Çocukların bu enfeksiyona daha az duyarlı olduğunu düşündüren bulgular mevcutken çocukluk döneminde yapılan aşılamaların ve bağışıklık sistemlerinin tam olgunlaşmamış olmasının hastalık seyrinin erişkinlere göre daha hafif seyirli olmasına neden olduğu düşünülmekte. Ancak bu alanda çalışmalara ihtiyaç var. Bu süreçte de ailelerin çocuklarında yüksek ateş, öksürük, nefes darlığı gibi semptomlar olduğunda mutlaka doktora başvurmaları önemli.

- Öğrencilerin sosyal mesafe kuralını göz ardı etmeleri kaçınılmaz. Kalabalık okullar için alınacak önlemler neler olmalı?

Okulların açılması çocuklarımız için enfeksiyon riskini artırması beklenen uygulamalardan olabilir. Normalleşme sürecine başlayacağımız bu yeni dönem kişilerin korunma önemlerine uyumlarını ve virüsün yaratacağı etkiyi daha net görmemizi sağlayacak. Bu dönemde salgın hızının daha da azalması umudunu korumaktayız. Ancak böyle bir durumda eylülde okulların açılması konusundaki endişelerimiz azalabilir. Mutlak maske kullanımı, el hijyeni uyumunun sağlanması, temas edilen yüzeylerin sık temizlenmesi dışında tabii ki okullarımızda sınıfların öğrenci sayılarının azaltılarak yeniden düzenlenmesi, kapalı alanların doğal havalandırmalarının sağlanması için mimari planların gözden geçirilmesi önemli olacaktır.

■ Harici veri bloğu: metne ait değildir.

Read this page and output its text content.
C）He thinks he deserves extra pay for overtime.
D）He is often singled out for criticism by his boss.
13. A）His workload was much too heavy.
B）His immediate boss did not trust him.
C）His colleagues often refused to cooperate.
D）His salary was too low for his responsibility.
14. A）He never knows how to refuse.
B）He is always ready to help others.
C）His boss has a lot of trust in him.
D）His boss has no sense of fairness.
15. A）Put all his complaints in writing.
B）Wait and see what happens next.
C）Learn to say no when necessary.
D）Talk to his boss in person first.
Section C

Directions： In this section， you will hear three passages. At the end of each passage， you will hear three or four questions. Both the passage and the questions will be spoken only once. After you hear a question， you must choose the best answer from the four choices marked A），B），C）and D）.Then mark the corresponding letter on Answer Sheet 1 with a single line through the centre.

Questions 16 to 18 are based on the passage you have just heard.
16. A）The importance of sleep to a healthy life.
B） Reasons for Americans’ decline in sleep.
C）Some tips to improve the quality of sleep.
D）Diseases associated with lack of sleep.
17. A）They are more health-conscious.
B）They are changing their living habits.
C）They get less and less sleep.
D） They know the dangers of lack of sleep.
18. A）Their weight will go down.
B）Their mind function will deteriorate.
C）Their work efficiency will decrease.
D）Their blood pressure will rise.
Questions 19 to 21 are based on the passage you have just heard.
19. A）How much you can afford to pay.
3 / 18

VİRÜSÜ HIZLI TESPİT EDEN TEST

- ELISA testleri, hangi durumlarda gerekiyor, önceki testlerden farkı nedir?

ELISA testleri, rutin olarak birçok enfeksiyon etkeninin tanısında kullanılmakta. Hastanemizde de geçen haftadan itibaren COVID-19’a yönelik yüzde 99 duyarlılık oranıyla kanda IgG antikor tespiti yaparak başta sağlık çalışanları olmak üzere özellikle semptomu olmayan kişilerde virüsle maruziyeti saptamak ya da iyileşmiş olan hastalarda antikor varlığının tespiti amacıyla kullanılmaya başlandı. Hastalarımızda antikor testlerinin kullanımı daha çok geçirilmiş enfeksiyonun varlığını göstermek için kullanılmaktayken aktif semptomu olan hastaların tanısı virüsün antijenik yapısının saptandığı RT-PCR yöntemi ile değerlendirilmektedir. Ancak RT-PCR testleri negatif olup klinik ve radyolojik olarak COVID-19 enfeksiyonu düşünülerek tedavi uygulanan hastaların tanılarını doğrulamak amacıyla da kullanılması planlanmakta. 

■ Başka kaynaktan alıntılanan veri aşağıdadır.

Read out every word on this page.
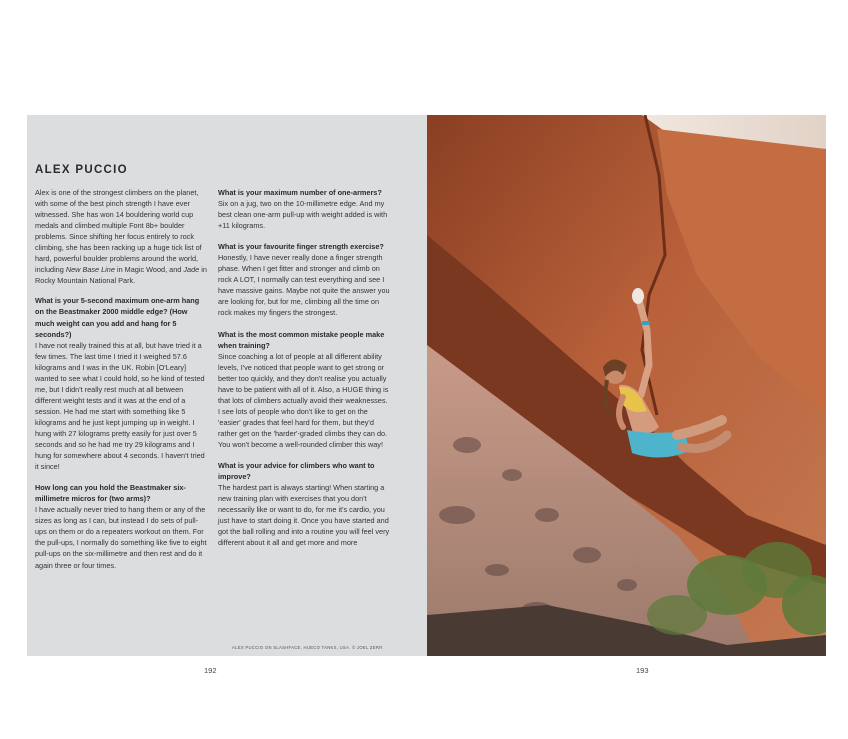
ALEX PUCCIO

Alex is one of the strongest climbers on the planet, with some of the best pinch strength I have ever witnessed. She has won 14 bouldering world cup medals and climbed multiple Font 8b+ boulder problems. Since shifting her focus entirely to rock climbing, she has been racking up a huge tick list of hard, powerful boulder problems around the world, including New Base Line in Magic Wood, and Jade in Rocky Mountain National Park.

What is your 5-second maximum one-arm hang on the Beastmaker 2000 middle edge? (How much weight can you add and hang for 5 seconds?)

I have not really trained this at all, but have tried it a few times. The last time I tried it I weighed 57.6 kilograms and I was in the UK. Robin [O'Leary] wanted to see what I could hold, so he kind of tested me, but I didn't really rest much at all between different weight tests and it was at the end of a session. He had me start with something like 5 kilograms and he just kept jumping up in weight. I hung with 27 kilograms pretty easily for just over 5 seconds and so he had me try 29 kilograms and I hung for somewhere about 4 seconds. I haven't tried it since!

How long can you hold the Beastmaker six-millimetre micros for (two arms)?

I have actually never tried to hang them or any of the sizes as long as I can, but instead I do sets of pull-ups on them or do a repeaters workout on them. For the pull-ups, I normally do something like five to eight pull-ups on the six-millimetre and then rest and do it again three or four times.

What is your maximum number of one-armers?

Six on a jug, two on the 10-millimetre edge. And my best clean one-arm pull-up with weight added is with +11 kilograms.

What is your favourite finger strength exercise?

Honestly, I have never really done a finger strength phase. When I get fitter and stronger and climb on rock A LOT, I normally can test everything and see I have massive gains. Maybe not quite the answer you are looking for, but for me, climbing all the time on rock makes my fingers the strongest.

What is the most common mistake people make when training?

Since coaching a lot of people at all different ability levels, I've noticed that people want to get strong or better too quickly, and they don't realise you actually have to be patient with all of it. Also, a HUGE thing is that lots of climbers actually avoid their weaknesses. I see lots of people who don't like to get on the 'easier' grades that feel hard for them, but they'd rather get on the 'harder'-graded climbs they can do. You won't become a well-rounded climber this way!

What is your advice for climbers who want to improve?

The hardest part is always starting! When starting a new training plan with exercises that you don't necessarily like or want to do, for me it's cardio, you just have to start doing it. Once you have started and got the ball rolling and into a routine you will feel very different about it all and get more and more

ALEX PUCCIO ON SLASHFACE, HUECO TANKS, USA. © JOEL ZERR
192	193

- Aşı ne zaman halka ulaşır?

Aşı çalışmaları hızlı bir şekilde devam etmekte. Hem virüsün yapısı hem de antikor yanıtı ve koruyuculuğundaki belirsizlikler nedeniyle etkin ve güvenilir bir aşı bulunma ihtimalinin maalesef çok da yüksek olduğunu düşünmüyorum. Bulunsa bile kullanılabilir olması en iyi ihtimalle 1,5 seneyi bulacaktır.

- Hangi koşullarda yeni bir dalga söz konusu olabilir?

Normalleşme sürecinde sosyal mesafe kurallarına, etkin maske kullanımına ve el hijyenine uyulmamasının, salgının seyrini olumsuz etkileyeceğini düşünmekteyim. Bu basamaklarda aksaklıklar söz konusu olursa yeniden vaka sayılarının artması veya korkulan ikinci dalga durumunun yaşanması şaşırtıcı olmayacaktır. Bu nedenle toplumsal sorumluluk bilinciyle kontrollü sosyal hayat vurgusunu mutlaka her ortamda yaparak birbirimizi saptadığımız eksiklikler konusunda da uyarmamız gerekmektedir.